All of the remaining work completes, including the new Non blocking sync task starting and finishing.

Debugging

So you're seeing the scary warning: Now what?

Turn on `asyncio`'s `DEBUG` mode

asyncio has a debug mode, which will give you more observability into the async operations that your worker is doing.

This will log warnings about slow callbacks and provide additional information about tasks that are taking too long.

Look for obviously blocking code

First line of defense: look for things that are obviously blocking. API calls, database operations, for loops doing something involved or running many iterations, and so on. Depending on what the problem is, there are different ways to handle different situations:

If you're making API calls with requests or similar, try using aiohttp instead to make the calls async.
If you're using psycopg2 or similar synchronous database libraries for database I/O, try using asyncpg or psycopg[binary] with asyncio support instead, to make database operations async.
If you're relying on an external library that does not provide async methods, try wrapping the methods in asyncio.to_thread to run them in a separate thread so they don't block the main event loop. For example: await asyncio.to_thread(some_blocking_function, arg1, arg2).
Similarly, if you have some expensive CPU-bound work (see: solving Sudoku), use asyncio.to_thread there too to offload the work to a separate thread.

As a last resort, you can also change your tasks from being async to sync, although we don't recommend this in the majority of cases.

Use a linter

Ruff, via flake8 (for example), has an ASYNC linting rule to help you catch potential issues in async code.

Instrument your code

If you've resolved all of the obvious issues but the Scary Warning ™️ is still popping up, instrumenting your code can help find the bottleneck. Hatchet's Python SDK provides an OpenTelemetry Instrumentor, which allows you to easily export traces and spans from your Hatchet workers.
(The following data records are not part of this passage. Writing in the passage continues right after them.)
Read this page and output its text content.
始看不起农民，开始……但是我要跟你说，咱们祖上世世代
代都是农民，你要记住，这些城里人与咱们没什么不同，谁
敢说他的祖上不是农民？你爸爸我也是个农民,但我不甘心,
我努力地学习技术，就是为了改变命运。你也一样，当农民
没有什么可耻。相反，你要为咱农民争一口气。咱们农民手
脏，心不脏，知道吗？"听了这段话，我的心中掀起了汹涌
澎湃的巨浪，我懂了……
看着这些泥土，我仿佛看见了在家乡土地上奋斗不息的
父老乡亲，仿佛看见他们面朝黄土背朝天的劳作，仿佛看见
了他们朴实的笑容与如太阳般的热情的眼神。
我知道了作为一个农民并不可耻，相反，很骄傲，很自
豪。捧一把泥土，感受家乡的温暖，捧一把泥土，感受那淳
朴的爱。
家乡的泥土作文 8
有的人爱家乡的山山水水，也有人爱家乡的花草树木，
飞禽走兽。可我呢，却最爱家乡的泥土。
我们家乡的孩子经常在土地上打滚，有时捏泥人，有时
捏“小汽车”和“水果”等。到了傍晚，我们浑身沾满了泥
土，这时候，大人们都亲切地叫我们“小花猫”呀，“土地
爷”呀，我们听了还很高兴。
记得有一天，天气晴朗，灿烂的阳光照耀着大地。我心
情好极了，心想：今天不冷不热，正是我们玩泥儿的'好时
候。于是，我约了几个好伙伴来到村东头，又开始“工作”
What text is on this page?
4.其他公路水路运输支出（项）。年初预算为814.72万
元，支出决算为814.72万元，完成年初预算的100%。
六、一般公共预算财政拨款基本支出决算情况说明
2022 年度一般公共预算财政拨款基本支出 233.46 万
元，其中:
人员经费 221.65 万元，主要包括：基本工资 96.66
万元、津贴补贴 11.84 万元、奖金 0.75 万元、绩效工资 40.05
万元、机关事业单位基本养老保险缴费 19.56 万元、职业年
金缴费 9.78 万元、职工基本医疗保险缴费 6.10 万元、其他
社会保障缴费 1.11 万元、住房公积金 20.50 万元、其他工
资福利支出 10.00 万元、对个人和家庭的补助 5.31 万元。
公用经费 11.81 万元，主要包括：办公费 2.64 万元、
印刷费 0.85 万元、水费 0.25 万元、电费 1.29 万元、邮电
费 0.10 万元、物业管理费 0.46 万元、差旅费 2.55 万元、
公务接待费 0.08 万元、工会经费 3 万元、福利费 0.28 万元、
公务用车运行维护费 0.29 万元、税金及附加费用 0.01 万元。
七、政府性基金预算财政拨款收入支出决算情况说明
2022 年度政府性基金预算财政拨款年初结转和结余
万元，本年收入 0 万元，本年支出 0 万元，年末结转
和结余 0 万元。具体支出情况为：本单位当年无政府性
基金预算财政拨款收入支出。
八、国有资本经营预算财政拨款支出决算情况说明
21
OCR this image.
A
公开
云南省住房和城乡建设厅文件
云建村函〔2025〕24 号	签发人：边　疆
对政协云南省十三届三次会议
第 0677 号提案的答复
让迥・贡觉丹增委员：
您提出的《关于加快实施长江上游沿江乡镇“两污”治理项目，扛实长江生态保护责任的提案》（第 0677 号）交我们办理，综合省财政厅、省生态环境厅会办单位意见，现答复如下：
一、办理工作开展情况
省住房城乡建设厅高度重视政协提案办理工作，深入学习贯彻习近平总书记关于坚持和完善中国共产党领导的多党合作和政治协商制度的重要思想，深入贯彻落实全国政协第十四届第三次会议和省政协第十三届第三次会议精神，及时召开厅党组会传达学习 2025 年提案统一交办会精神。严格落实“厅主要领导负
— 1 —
If you have some long-running tasks (or long start times), you can use the traces to get a better sense for what might be blocking. In particular, if there are some async operations that appear to just be hanging for significantly longer durations than they should take, this is a good indication they're being blocked by something.

Similarly, you can also instrument your code with the AsyncioInstrumentor and other, similar instrumentors depending on other tools in your stack.

Run your code separately from Hatchet

As a last resort, another thing to try is running your code in a fashion similar to how we did above, outside of Hatchet, by creating async tasks and using gather to run them concurrently. If there's blocking behavior, it'll be apparent when one of the tasks is blocked.

Takeaways

Blocked event loops can significantly impact the performance of your Hatchet workers, causing tasks to wait unnecessarily and triggering those scary warning messages. We added the scary warning to the SDK to help flag that something might be blocking the loop. Note that it's not always an indication that the event loop is blocked, but it's a hint that something might be wrong.

By following the debugging steps outlined in this post, you should be able to:

Identify blocking code in your async functions
Replace synchronous operations with asynchronous alternatives
Offload CPU-bound work to separate threads using asyncio.to_thread
Use instrumentation to triangulate performance bottlenecks

To reiterate the main point from the start of the post, taken directly from the asyncio documentation:

Blocking (CPU-bound) code should not be called directly.